# Babara Wussow spielt "Buhlschaft"



## LuigiHallodri (26 Sep. 2011)

Ausschnitt aus der BZ:

_Intendantin Brigitte Grothum (76) besetzte Barbara Wussow (50) für den Bühnen-Klassiker im Berliner Dom. „Sex ist keine Frage von nackigem Fleisch“, sagt sie. „Die Erotik liegt im Blick, in der Bewegung. Da kann man selbst in einem Sack sexy sein.“

Buhlen aber wird Barbara Wussow ab 20. Oktober traditionell in roter Robe, die ihr auf den Leib geschneidert wird. Enge Korsage, schmale Spaghetti-Träger, tief geschlitzter Rock. Noch einen Zacken schärfer als das Kleid, das sie am Dienstag bei ihrer Vorstellung in der Mercedes Gallery Unter den Linden und auf dem Domplatz trug.

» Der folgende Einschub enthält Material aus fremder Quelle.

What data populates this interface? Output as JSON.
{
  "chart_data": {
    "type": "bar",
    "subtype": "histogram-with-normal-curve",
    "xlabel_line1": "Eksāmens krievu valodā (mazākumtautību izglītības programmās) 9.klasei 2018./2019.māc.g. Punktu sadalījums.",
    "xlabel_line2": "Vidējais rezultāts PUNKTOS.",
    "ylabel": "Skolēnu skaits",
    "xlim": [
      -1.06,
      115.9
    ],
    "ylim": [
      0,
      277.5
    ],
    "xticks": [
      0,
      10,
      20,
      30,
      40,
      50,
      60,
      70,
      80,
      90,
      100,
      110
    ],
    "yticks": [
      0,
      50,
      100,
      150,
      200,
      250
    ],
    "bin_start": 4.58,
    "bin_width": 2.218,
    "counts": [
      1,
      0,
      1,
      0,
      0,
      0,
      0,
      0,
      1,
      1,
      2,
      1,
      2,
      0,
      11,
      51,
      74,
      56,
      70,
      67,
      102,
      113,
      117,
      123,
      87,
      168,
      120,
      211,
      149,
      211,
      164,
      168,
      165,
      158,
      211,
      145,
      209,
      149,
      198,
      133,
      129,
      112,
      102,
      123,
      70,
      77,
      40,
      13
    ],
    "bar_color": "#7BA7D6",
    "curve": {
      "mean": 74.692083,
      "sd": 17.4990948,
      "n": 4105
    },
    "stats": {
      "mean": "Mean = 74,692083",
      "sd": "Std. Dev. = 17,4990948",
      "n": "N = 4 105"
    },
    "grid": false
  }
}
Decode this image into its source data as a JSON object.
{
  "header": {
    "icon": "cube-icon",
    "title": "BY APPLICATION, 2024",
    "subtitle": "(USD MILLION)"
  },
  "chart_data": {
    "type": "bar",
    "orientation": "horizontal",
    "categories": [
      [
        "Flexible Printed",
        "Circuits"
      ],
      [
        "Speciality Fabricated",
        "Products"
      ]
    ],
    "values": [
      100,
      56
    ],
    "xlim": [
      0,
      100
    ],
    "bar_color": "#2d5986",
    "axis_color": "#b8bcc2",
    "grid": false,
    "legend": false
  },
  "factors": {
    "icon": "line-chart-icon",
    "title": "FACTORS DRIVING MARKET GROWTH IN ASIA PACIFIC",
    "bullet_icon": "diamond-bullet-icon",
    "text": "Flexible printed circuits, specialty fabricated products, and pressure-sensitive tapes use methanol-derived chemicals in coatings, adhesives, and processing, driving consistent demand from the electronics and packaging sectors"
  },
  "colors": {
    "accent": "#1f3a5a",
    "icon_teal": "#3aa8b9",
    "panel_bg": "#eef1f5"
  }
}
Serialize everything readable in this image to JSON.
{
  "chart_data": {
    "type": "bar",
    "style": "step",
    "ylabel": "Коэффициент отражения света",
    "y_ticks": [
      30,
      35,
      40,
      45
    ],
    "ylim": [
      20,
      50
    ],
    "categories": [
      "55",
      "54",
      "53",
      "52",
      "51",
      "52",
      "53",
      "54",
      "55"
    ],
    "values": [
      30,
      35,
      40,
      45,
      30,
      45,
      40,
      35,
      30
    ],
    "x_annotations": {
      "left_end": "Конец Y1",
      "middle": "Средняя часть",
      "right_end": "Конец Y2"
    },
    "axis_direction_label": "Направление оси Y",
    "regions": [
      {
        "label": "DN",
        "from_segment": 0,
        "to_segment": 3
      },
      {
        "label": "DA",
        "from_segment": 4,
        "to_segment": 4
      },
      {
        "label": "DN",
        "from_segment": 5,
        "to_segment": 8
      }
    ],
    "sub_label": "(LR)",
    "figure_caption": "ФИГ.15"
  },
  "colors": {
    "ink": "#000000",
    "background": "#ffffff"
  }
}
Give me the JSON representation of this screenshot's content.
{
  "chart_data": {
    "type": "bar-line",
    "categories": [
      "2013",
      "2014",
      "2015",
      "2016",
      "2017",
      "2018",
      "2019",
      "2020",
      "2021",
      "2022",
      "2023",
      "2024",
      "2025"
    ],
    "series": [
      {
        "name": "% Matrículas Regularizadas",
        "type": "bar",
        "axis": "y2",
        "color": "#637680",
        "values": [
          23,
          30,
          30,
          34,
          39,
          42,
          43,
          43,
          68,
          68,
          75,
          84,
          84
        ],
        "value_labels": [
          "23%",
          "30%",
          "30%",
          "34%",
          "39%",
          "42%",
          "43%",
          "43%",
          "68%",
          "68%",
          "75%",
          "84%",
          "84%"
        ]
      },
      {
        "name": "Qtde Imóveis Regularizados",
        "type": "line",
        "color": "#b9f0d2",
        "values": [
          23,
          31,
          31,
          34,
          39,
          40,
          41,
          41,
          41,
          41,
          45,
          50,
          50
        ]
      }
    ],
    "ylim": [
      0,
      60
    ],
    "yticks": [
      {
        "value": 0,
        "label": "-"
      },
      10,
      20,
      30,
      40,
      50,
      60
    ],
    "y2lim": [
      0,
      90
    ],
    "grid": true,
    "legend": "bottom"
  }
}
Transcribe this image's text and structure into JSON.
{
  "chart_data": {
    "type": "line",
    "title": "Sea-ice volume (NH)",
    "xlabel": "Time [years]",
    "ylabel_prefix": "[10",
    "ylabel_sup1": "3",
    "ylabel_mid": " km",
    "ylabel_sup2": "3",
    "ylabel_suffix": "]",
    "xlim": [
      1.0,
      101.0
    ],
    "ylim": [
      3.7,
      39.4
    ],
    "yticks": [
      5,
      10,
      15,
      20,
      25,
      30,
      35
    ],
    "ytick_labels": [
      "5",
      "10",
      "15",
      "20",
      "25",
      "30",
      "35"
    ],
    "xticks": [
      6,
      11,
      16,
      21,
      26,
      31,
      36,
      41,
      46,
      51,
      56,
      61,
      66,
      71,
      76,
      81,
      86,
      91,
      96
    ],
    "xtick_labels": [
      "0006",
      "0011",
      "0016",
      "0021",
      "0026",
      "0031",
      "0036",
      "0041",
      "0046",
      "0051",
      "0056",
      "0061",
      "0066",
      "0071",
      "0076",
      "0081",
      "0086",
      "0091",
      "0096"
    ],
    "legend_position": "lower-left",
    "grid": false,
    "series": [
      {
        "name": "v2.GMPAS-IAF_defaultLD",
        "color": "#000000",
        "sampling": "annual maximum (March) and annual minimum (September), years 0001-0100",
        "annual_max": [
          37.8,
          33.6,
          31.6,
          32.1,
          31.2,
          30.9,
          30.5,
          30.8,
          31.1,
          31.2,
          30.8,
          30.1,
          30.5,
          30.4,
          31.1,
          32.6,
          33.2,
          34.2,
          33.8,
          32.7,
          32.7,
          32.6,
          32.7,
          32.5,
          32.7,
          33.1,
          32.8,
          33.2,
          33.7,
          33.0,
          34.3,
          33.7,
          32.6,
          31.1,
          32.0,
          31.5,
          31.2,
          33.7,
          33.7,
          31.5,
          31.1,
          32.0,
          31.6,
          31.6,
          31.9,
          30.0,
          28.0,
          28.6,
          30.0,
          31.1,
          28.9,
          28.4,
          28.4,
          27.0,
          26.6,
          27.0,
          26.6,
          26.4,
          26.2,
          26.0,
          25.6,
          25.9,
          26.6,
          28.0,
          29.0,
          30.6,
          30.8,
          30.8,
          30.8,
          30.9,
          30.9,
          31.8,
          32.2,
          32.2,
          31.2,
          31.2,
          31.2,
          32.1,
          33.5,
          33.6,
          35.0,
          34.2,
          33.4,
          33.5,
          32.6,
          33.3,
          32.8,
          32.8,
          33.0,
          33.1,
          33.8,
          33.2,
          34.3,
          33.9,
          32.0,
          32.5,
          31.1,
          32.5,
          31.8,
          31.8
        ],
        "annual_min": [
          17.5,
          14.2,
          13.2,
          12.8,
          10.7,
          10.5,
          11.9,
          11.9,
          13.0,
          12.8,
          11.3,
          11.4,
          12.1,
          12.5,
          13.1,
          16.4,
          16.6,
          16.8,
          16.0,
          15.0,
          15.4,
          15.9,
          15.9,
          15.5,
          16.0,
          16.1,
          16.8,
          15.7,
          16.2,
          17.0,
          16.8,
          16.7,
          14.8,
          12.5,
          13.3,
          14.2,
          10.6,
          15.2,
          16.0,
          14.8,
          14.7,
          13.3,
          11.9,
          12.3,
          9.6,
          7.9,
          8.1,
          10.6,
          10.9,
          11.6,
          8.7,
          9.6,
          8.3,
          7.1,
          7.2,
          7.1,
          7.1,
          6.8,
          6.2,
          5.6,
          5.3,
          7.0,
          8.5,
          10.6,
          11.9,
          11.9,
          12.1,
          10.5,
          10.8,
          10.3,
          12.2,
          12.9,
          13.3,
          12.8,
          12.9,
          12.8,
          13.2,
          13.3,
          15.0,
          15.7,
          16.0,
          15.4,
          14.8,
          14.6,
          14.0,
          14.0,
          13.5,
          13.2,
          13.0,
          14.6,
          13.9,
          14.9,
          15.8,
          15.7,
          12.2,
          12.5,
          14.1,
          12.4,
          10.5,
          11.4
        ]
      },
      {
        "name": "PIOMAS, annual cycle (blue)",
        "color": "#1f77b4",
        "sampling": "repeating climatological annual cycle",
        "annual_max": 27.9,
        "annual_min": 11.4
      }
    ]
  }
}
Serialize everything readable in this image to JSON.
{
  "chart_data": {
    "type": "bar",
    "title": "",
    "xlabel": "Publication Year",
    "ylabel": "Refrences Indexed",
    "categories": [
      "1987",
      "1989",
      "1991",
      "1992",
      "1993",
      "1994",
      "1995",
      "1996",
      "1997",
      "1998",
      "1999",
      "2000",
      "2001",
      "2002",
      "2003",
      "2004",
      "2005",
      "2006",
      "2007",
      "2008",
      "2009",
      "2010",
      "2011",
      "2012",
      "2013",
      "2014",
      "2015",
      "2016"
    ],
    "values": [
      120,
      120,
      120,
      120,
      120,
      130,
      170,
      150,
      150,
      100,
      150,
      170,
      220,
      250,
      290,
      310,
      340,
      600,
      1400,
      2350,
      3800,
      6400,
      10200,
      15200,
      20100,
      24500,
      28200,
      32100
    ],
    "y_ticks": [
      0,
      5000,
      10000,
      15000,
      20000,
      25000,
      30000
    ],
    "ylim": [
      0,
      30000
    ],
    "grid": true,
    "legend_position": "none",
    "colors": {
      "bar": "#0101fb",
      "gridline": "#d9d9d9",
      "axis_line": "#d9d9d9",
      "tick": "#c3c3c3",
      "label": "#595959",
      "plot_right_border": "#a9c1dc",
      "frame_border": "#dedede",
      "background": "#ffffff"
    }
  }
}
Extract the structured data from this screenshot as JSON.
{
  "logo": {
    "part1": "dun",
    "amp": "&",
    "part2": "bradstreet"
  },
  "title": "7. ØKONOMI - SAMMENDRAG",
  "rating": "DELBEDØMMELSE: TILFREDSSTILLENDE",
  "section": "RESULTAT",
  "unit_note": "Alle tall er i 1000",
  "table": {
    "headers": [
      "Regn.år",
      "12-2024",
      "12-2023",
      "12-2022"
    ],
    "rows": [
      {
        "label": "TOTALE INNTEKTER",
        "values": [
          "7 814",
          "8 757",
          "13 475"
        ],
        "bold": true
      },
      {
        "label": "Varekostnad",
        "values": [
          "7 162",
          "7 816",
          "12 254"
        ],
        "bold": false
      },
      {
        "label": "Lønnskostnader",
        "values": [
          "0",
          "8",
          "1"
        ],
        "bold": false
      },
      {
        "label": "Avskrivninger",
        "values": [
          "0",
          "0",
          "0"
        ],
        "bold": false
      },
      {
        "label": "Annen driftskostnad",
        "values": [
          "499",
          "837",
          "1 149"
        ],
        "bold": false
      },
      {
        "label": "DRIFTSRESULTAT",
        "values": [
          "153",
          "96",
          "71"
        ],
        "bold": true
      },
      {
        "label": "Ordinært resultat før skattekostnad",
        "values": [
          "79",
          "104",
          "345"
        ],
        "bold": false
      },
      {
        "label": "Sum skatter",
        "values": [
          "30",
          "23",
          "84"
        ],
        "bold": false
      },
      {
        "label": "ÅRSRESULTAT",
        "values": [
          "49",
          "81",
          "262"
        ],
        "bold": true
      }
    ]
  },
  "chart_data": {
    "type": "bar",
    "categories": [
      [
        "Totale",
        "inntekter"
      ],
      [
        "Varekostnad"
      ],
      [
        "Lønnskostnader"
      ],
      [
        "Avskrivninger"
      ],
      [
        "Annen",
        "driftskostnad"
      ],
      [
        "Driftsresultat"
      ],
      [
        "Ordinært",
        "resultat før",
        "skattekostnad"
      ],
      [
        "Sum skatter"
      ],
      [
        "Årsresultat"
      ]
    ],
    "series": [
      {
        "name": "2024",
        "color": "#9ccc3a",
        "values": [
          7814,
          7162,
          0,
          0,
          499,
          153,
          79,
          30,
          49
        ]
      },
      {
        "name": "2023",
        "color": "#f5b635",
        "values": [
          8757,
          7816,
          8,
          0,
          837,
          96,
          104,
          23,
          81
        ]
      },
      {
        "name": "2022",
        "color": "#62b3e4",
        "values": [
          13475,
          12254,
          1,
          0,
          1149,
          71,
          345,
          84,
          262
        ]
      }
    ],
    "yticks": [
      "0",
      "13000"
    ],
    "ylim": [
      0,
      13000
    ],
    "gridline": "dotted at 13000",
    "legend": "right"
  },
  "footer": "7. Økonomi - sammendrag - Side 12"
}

Ihr Dekolleté hielt mithilfe einer Sicherheitsnadel, der schwarze Unterrock blitzte bei ihren beschwingten Bewegungen kokett hervor._ 





Vorgängerinnen in dieser Rolle waren ua. Jenny Elvers und Katarina Witt.


----------



## Punisher (26 Sep. 2011)

Bah, zu prüde


----------